Thread: WAL questions

WAL questions

From
"Steve Oualline"
Date:

We have a system with 1202 files in the WAL directory (pg_xlog).
When we start postmaster, it goes into the starting state for 5 minutes
and then crashes.

Questions:

1) What is the biggest number of WAL files you've seen and what were
you doing to the database at the time?

2) When postmaster starts, it replays the WAL files.  During this time
any connection is rejected with an error indicating that the database
is starting up.  What the longest amount of time that you'd expect
postmaster to be in the "starting up" state?

Re: WAL questions

From
Tom Lane
Date:
"Steve Oualline" <soualline@stbernard.com> writes:
> We have a system with 1202 files in the WAL directory (pg_xlog).
> When we start postmaster, it goes into the starting state for 5 minutes
> and then crashes.

Define "crash".  If you don't show us the *exact* messages you're
seeing, it's difficult to guess what's going on.
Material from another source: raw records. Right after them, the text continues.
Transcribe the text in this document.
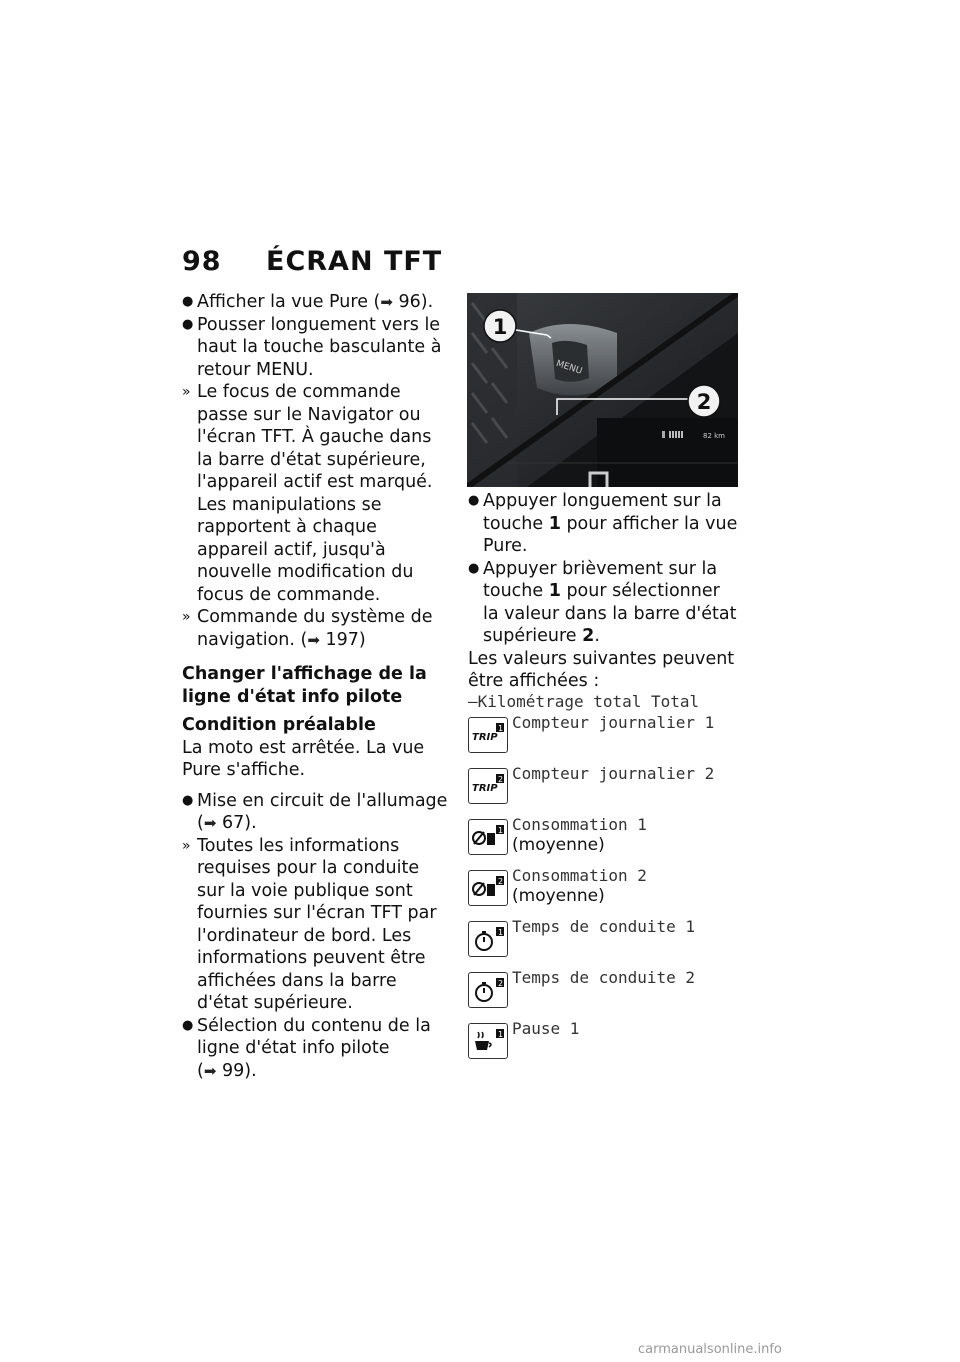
98 ÉCRAN TFT
● Afficher la vue Pure (➡ 96).
● Pousser longuement vers le haut la touche basculante à retour MENU.
» Le focus de commande passe sur le Navigator ou l'écran TFT. À gauche dans la barre d'état supérieure, l'appareil actif est marqué. Les manipulations se rapportent à chaque appareil actif, jusqu'à nouvelle modification du focus de commande.
» Commande du système de navigation. (➡ 197)
Changer l'affichage de la ligne d'état info pilote
Condition préalable
La moto est arrêtée. La vue Pure s'affiche.
● Mise en circuit de l'allumage (➡ 67).
» Toutes les informations requises pour la conduite sur la voie publique sont fournies sur l'écran TFT par l'ordinateur de bord. Les informations peuvent être affichées dans la barre d'état supérieure.
● Sélection du contenu de la ligne d'état info pilote (➡ 99).
MENU
82 km
1
2
● Appuyer longuement sur la touche 1 pour afficher la vue Pure.
● Appuyer brièvement sur la touche 1 pour sélectionner la valeur dans la barre d'état supérieure 2.
Les valeurs suivantes peuvent être affichées :
—Kilométrage total Total
TRIP
1 Compteur journalier 1
TRIP
2 Compteur journalier 2
1 Consommation 1
(moyenne)
2 Consommation 2
(moyenne)
1 Temps de conduite 1
2 Temps de conduite 2
1 Pause 1
carmanualsonline.info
Also, what happened when the postmaster stopped the first time?  The
most interesting part of this from my point of view is how did you get
into this state in the first place --- unless you had set insanely high
values for checkpoint_segments and checkpoint_timeout, you should not
have gotten up to that many files in pg_xlog.  A plausible guess is that
something was preventing checkpoints from completing, but any such
problem should have left traces in the postmaster log.  If you've still
got the pre-crash log it would be very interesting to see.

            regards, tom lane